いろいろ

■25日
先日長沼の絵本屋で買った本(絵本ではなく一般書だが…)、志村ふくみと鶴見和子の対談録『いのちを纏う』を昼間に一気読み。色と”きもの”にまつわるあれこれ。非常に刺激的。二人の色彩論への共感と、自分自身の普段のいい加減な姿勢に、少なからぬ反省を覚える。
それにしても、これまでに購入した鶴見和子の著作3冊は全て、それぞれ異なる「絵本屋」で手に入れたことになる。本の内容事態は決して子供の本関係では無いのだけれど…。不思議なのもだ。
■26日
撮影に出かけた阿寒で、写真家Oさんと会う。「写真家」と書くと、Oさん本人は謙遜して「まだ写真家ではありません…」というかもしれない。そう、今年釧路の大学を卒業したばかりの若手で、いま道内の大御所写真家の下でアシスタントをしながら作品を撮りためているそうだ。
Oさんとはネットで知り合った。「モノクロ暗室を始めたい」というので、僕が以前つかっていた暗室機材一式を譲る事にし、今回阿寒ではじめて会い、機材を引き渡した。
Wynn Bullockが好きだという彼は、デジタル全盛の今、あえてモノクロフィルム&プリントの自家処理作品を作っていきたいという。どんな作品が彼の感性と手によって生み出されるか、たのしみだ。
■27日
撮影中にカメラが故障。ボディー内の絞り制御レバーが動かない。全て絞り開放で映ってしまうので、どうしようもない。

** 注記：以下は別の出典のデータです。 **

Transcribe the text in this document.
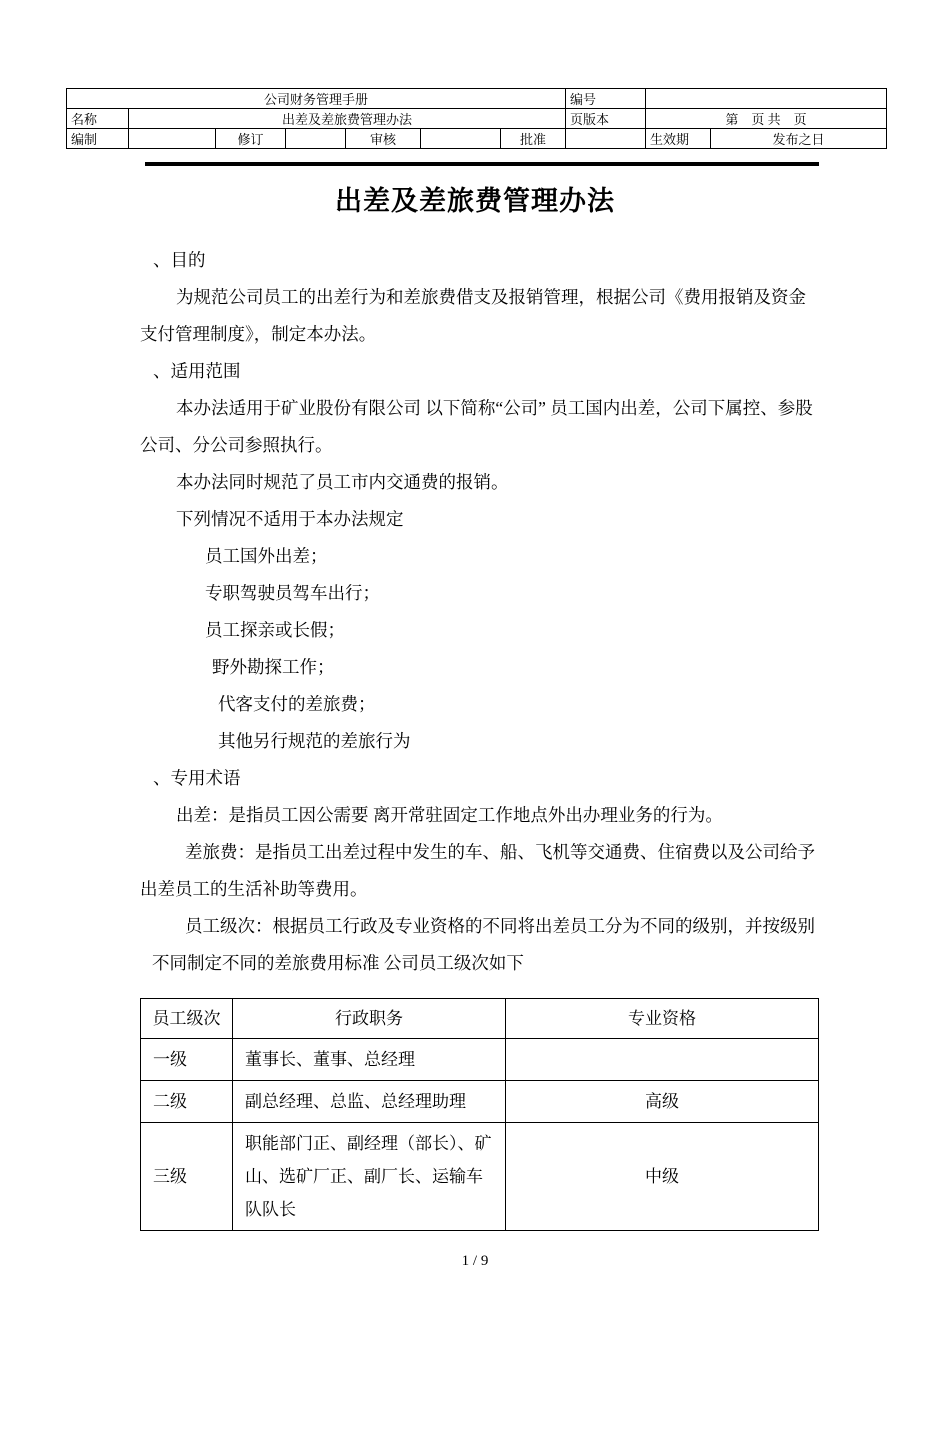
公司财务管理手册							编号		
名称	出差及差旅费管理办法						页版本	第　页 共　页	
编制		修订		审核		批准		生效期	发布之日
出差及差旅费管理办法

、目的

为规范公司员工的出差行为和差旅费借支及报销管理，根据公司《费用报销及资金支付管理制度》，制定本办法。

、适用范围

本办法适用于矿业股份有限公司 以下简称“公司” 员工国内出差，公司下属控、参股公司、分公司参照执行。

本办法同时规范了员工市内交通费的报销。

下列情况不适用于本办法规定

员工国外出差；

专职驾驶员驾车出行；

员工探亲或长假；

野外勘探工作；

代客支付的差旅费；

其他另行规范的差旅行为

、专用术语

出差：是指员工因公需要 离开常驻固定工作地点外出办理业务的行为。

差旅费：是指员工出差过程中发生的车、船、飞机等交通费、住宿费以及公司给予出差员工的生活补助等费用。

员工级次：根据员工行政及专业资格的不同将出差员工分为不同的级别，并按级别不同制定不同的差旅费用标准 公司员工级次如下

员工级次	行政职务	专业资格
一级	董事长、董事、总经理	
二级	副总经理、总监、总经理助理	高级
三级	职能部门正、副经理（部长）、矿山、选矿厂正、副厂长、运输车队队长	中级
1 / 9
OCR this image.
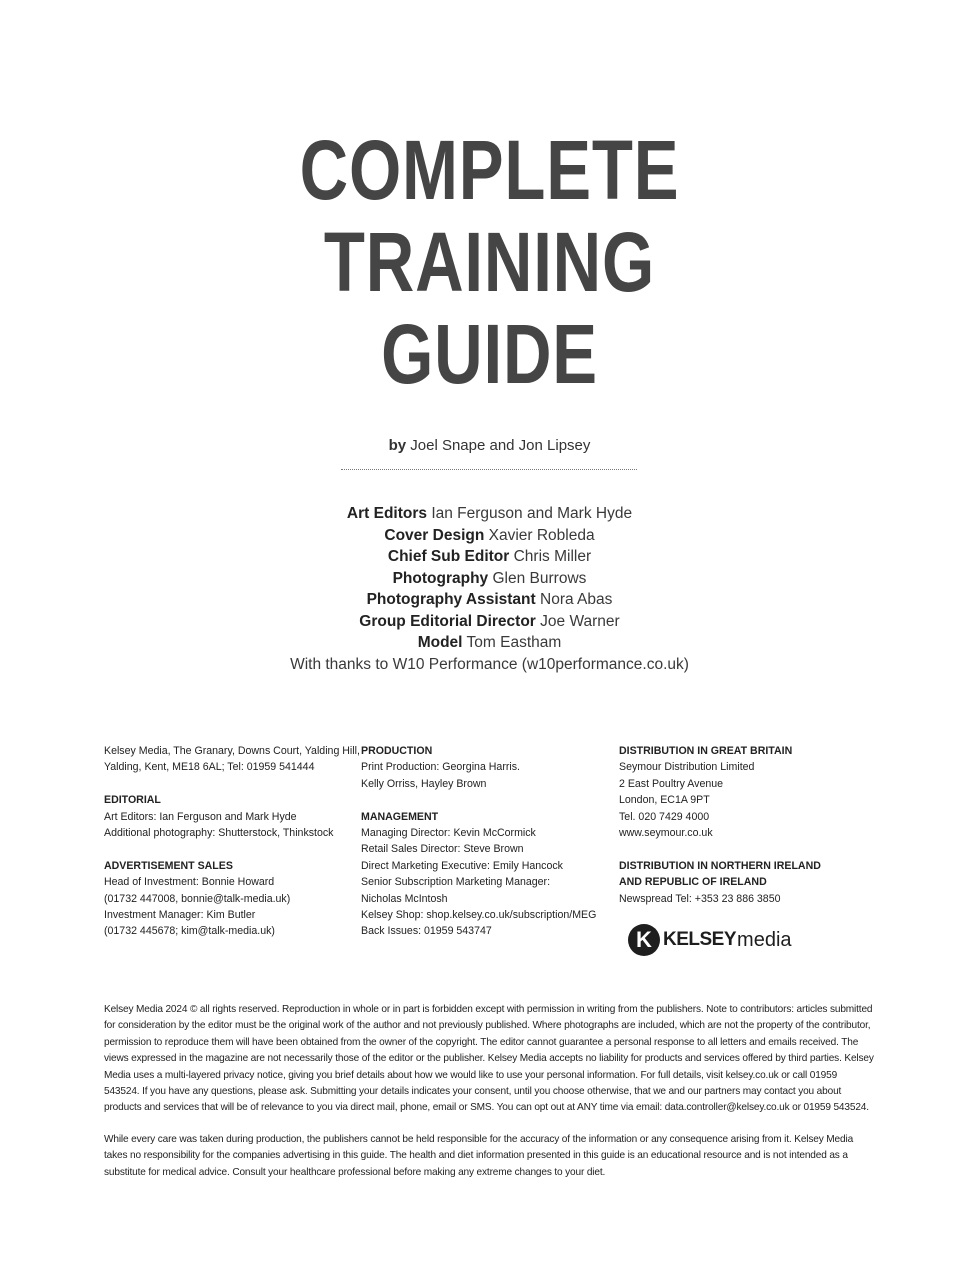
COMPLETE
TRAINING
GUIDE
by Joel Snape and Jon Lipsey
Art Editors Ian Ferguson and Mark Hyde
Cover Design Xavier Robleda
Chief Sub Editor Chris Miller
Photography Glen Burrows
Photography Assistant Nora Abas
Group Editorial Director Joe Warner
Model Tom Eastham
With thanks to W10 Performance (w10performance.co.uk)
Kelsey Media, The Granary, Downs Court, Yalding Hill,
Yalding, Kent, ME18 6AL; Tel: 01959 541444
EDITORIAL
Art Editors: Ian Ferguson and Mark Hyde
Additional photography: Shutterstock, Thinkstock
ADVERTISEMENT SALES
Head of Investment: Bonnie Howard
(01732 447008, bonnie@talk-media.uk)
Investment Manager: Kim Butler
(01732 445678; kim@talk-media.uk)
PRODUCTION
Print Production: Georgina Harris.
Kelly Orriss, Hayley Brown
MANAGEMENT
Managing Director: Kevin McCormick
Retail Sales Director: Steve Brown
Direct Marketing Executive: Emily Hancock
Senior Subscription Marketing Manager:
Nicholas McIntosh
Kelsey Shop: shop.kelsey.co.uk/subscription/MEG
Back Issues: 01959 543747
DISTRIBUTION IN GREAT BRITAIN
Seymour Distribution Limited
2 East Poultry Avenue
London, EC1A 9PT
Tel. 020 7429 4000
www.seymour.co.uk
DISTRIBUTION IN NORTHERN IRELAND
AND REPUBLIC OF IRELAND
Newspread Tel: +353 23 886 3850
K KELSEY media
Kelsey Media 2024 © all rights reserved. Reproduction in whole or in part is forbidden except with permission in writing from the publishers. Note to contributors: articles submitted for consideration by the editor must be the original work of the author and not previously published. Where photographs are included, which are not the property of the contributor, permission to reproduce them will have been obtained from the owner of the copyright. The editor cannot guarantee a personal response to all letters and emails received. The views expressed in the magazine are not necessarily those of the editor or the publisher. Kelsey Media accepts no liability for products and services offered by third parties. Kelsey Media uses a multi-layered privacy notice, giving you brief details about how we would like to use your personal information. For full details, visit kelsey.co.uk or call 01959 543524. If you have any questions, please ask. Submitting your details indicates your consent, until you choose otherwise, that we and our partners may contact you about products and services that will be of relevance to you via direct mail, phone, email or SMS. You can opt out at ANY time via email: data.controller@kelsey.co.uk or 01959 543524.
While every care was taken during production, the publishers cannot be held responsible for the accuracy of the information or any consequence arising from it. Kelsey Media takes no responsibility for the companies advertising in this guide. The health and diet information presented in this guide is an educational resource and is not intended as a substitute for medical advice. Consult your healthcare professional before making any extreme changes to your diet.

奇しくも、僕が使うニコンからつい先日、最新鋭のプロ用機種発売の発表があったばかり。カタログや雑誌の特集記事を見る限り、かなり良く出来たカメラの様子。11月発売だという。「いっそのこと、これを機に…」と心が動く。でも、先立つものが…。
写真をやることって、つまるところ、なんだかいつでも「先立つもの」との闘いだなぁ…。
■28日
阿寒から釧路に出る。市内で開催された長倉洋海さんの講演会を聴講。メッセージのこもったいい講演だった。その会場で、11月に札幌で企画してもらっているある写真展&講演会の担当者と打ち合わせ。
自宅へ戻る途中、大きな本屋に寄って、2冊ほど読みたい本を仕入れる。講談社文庫/所功著『伊勢神宮』、ちくま文芸文庫/ゲーテ著『色彩論』。
後者は、25日に読んだ『いのちを纏う』の中で紹介されていて、ぜひ読みたいと思った。他にもシュタイナー著『色彩の本質』という本も紹介されていたのだけれど、あいにく書店に在庫なし。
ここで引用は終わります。